Frau Munn hesitated, and then she said, I want you to have something from me, Herr Greenwood. She motioned him closer while she rummaged in one of the bar drawers. She handed him a photograph, a near duplicate of the one on the wall, Fraulein Munn with two American army officers, circa 1945. In this one she was standing about where Dix stood at that moment, her arms linked through the arms of two civilians, her smile brilliant, a pretty young girl out for the evening. Dix noticed her earrings and nylon stockings, a necklace at her throat, and the wide-brimmed hats and long coats of the men. They were unremarkable men, one with a mustache, the other without, but something in their postures and the disdain of their expressions reminded him of tabloid photographs of Chicago gangsters.
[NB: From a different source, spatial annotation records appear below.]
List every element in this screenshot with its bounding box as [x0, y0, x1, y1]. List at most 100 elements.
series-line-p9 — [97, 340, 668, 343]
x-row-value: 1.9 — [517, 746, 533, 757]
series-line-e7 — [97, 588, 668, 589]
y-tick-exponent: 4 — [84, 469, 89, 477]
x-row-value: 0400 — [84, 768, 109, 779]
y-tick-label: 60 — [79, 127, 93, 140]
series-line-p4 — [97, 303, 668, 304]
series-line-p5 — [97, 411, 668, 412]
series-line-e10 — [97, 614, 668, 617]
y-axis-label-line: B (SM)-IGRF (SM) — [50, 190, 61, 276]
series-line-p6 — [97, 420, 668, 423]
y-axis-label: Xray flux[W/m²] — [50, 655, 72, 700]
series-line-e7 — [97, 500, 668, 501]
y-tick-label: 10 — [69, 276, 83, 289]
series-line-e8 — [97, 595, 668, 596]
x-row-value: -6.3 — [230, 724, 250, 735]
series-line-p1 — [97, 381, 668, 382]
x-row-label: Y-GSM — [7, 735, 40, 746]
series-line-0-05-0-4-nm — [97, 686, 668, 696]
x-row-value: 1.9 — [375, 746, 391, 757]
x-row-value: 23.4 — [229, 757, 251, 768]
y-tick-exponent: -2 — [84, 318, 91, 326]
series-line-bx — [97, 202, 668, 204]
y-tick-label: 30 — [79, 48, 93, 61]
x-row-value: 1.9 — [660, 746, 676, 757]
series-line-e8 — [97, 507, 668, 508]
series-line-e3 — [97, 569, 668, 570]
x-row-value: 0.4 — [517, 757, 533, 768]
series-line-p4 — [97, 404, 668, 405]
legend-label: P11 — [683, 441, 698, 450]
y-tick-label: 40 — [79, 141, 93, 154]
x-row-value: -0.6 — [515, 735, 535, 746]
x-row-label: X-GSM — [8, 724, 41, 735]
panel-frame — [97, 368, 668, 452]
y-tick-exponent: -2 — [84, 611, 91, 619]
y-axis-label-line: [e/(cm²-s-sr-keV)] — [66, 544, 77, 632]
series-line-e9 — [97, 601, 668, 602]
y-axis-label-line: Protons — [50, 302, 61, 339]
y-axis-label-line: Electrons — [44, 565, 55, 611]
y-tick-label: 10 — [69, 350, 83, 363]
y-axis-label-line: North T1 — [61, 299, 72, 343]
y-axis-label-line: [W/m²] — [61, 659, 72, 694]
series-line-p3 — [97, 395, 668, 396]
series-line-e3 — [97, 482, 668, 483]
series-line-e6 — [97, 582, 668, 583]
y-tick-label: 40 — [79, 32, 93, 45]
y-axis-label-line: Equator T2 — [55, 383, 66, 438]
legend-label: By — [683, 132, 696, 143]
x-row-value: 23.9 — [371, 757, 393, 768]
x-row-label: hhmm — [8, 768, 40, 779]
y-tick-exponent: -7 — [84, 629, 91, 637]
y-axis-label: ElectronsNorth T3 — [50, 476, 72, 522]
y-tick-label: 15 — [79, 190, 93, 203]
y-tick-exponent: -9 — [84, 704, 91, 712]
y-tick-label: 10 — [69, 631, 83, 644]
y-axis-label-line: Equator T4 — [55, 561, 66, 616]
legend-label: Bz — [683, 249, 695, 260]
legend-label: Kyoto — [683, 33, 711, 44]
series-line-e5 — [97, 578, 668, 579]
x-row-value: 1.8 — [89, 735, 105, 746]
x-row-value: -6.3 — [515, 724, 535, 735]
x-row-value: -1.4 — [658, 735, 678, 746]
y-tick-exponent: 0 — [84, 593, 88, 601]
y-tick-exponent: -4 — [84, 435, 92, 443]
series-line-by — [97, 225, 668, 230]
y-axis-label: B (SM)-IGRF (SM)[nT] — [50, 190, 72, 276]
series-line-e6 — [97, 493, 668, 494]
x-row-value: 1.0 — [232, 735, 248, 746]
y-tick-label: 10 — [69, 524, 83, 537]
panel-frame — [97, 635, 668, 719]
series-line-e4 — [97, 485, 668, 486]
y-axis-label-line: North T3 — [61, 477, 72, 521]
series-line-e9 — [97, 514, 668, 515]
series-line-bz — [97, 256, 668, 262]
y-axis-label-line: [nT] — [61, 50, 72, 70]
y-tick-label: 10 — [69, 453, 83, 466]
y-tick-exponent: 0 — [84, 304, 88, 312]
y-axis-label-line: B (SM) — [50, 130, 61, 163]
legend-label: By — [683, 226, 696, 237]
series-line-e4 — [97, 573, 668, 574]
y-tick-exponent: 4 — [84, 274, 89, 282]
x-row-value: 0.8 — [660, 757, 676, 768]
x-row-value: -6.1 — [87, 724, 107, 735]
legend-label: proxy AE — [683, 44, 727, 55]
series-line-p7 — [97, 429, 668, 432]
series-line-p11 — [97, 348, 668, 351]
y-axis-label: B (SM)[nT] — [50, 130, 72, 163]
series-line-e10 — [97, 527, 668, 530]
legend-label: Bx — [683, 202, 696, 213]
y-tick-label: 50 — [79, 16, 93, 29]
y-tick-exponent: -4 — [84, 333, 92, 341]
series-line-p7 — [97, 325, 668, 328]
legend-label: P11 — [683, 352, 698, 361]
He stared at the photograph, more than half a century distant—the date in the margin said 1943—trying to connect that time to this time. He looked at the photograph and thought of the nebula of a long-dead star, a cloud of dust that would diminish but never vanish, an enduring feature of the night sky in Berlin. What seemed to connect Frau Munn then to now was her smile, the same soft smile in both photographs—indeed she wore the same face in both, as if they were trick pictures of the sort found at carnivals, Frau Munn with Jimmy Stewart, Frau Munn with Al Capone. But smiles were superficial. What was not superficial were her eyes, the saddest eyes he had ever seen, eyes that seemed to him filled with unwelcome knowledge.
She said brightly, Look this way, Herr Greenwood—and she took his picture with a one-time Kodak, its flash blinding him for an instant.
Now I have one of my own, she said, and gestured at the wall, her rogues’ gallery, photographs of musicians, comedians, impresarios, politicians, army officers, Nazis, poets, grifters, athletes and actors, bankers and thieves, her regulars.
Auf Wiedersehen, Frau Munn.
Until we meet again, Herr Greenwood.
Dix saluted her, a sloppy hand-to-forehead such as one of the American officers might have given. He stood unsteadily at the door, his hand on the weather curtain, his head spinning from the pilsener and the icy schnapps. In the dusty silence he heard Frau Munn’s radio, dance music, German swing, Kurt Weill’s “September Song,” sung by a sinister prewar voice that was just this side of a growl.
Oh, es ist eine lange, lange Zeit
Dix recollected Sinatra’s three-in-the-morning baritone and Lester Lanin’s society two-step, regret in the first, promise in the second. But this was not that. This was not in the vicinity of that. He looked back to nod at Frau Munn. She had poured a third glass and was snapping her fingers in time to the music, standing behind her long bar as sovereign as the skipper of a great vessel. She nodded back, smiling, her head cast to one side—and then Dix stepped through the door into the late Berlin afternoon.